La confusión había dejado sin habla al chambelán Yanagisawa. ¿Estaba loco el actor, o es que simplemente era estúpido?
– ¿Te das cuenta de que estás admitiendo que, ah, trataste de incriminar a mi madre en un asesinato? -le preguntó el sogún a Shichisaburo-. ¿Entiendes que eso es traición?
Presa de visibles temblores, el chico susurró:
– Sí, excelencia. Soy un traidor.
Tokugawa Tsunayoshi suspiró.
– Entonces debo condenarte a muerte.
Cuando los guardias encadenaron de pies y manos a Shichisaburo para llevarlo ante el verdugo, Tokugawa Tsunayoshi apartó la vista de tan desagradable espectáculo. La dama Keisho-in rompió a llorar. Con una mirada fulminante a Yanagisawa, Ryuko la consolaba. La cara de Sano reflejaba desánimo y resignación. El chambelán Yanagisawa esperaba que el actor implorase por su vida, que incriminase a su señor en un intento de salvarse, que protestara por su traición. Pero Shichisaburo aceptaba pasivamente su suerte. Cuando los soldados se lo llevaban hacia la puerta, se volvió hacia Yanagisawa.
– Haría cualquier cosa por vos. -Aunque su tez estaba blanca como el hielo, en sus ojos oscuros ardía el amor; hablaba con júbilo y reverencia-. Ahora tendré el privilegio de morir por vos.

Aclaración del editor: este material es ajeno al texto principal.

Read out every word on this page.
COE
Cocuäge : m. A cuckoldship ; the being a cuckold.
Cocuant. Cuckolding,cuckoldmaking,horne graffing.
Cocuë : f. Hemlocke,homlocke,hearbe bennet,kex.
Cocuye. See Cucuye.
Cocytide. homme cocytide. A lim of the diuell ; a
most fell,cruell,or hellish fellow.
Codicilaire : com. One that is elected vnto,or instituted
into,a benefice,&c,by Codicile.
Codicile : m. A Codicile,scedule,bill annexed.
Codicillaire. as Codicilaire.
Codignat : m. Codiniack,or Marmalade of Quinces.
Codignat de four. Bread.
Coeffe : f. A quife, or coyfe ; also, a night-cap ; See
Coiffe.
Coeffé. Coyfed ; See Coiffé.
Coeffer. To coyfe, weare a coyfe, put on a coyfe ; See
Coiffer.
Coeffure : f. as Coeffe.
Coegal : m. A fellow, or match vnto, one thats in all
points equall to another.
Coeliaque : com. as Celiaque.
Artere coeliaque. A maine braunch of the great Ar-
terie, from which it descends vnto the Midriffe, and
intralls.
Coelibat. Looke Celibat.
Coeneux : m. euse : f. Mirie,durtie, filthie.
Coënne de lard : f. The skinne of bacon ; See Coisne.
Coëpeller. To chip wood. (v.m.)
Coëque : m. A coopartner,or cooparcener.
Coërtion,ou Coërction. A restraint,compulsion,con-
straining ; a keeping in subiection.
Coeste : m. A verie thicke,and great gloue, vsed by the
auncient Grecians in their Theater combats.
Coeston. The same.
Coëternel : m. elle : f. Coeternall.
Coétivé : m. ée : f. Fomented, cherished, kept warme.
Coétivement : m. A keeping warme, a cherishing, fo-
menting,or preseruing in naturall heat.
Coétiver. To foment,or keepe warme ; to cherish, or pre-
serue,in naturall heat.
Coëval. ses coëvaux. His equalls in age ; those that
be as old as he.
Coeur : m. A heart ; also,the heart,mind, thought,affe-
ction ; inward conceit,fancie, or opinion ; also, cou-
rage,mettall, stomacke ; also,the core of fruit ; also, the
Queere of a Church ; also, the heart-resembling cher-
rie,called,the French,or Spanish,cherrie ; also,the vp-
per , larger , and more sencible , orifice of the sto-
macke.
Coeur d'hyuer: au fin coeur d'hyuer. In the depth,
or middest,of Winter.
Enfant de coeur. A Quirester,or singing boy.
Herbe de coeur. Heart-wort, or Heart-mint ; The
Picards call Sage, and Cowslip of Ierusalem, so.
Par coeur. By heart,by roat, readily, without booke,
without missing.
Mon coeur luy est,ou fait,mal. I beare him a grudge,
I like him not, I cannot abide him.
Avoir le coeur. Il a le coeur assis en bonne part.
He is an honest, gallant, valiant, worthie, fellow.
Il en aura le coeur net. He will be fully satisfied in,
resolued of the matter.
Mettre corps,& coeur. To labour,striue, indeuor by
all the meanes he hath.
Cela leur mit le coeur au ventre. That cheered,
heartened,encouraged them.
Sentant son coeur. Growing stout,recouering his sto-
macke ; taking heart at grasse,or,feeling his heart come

Luego desapareció. La puerta se cerró tras él con un portazo.
– Bueno -dijo Tokugawa Tsunayoshi-, me alegro de haber arreglado este, ah, malentendido y de que hayamos resuelto este asunto tan desagradable. Sosakan-sama, haz un hueco. Ven a sentarte conmigo, Yanagisawa-san.
Pero el chambelán, todavía aturdido por lo que acababa de suceder, seguía con la vista puesta donde antes estuviera Shichisaburo. Por él, el actor había aceptado de buen grado el sacrificio definitivo. En lugar de alivio, el chambelán experimentaba una agónica arremetida de consternación, arrepentimiento y horror. Se daba cuenta de que acababa de destruir a la única persona en el mundo a la que de verdad importaba. Demasiado tarde, percibió el valor del amor de Shichisaburo, y el vacío desolado que dejaba atrás.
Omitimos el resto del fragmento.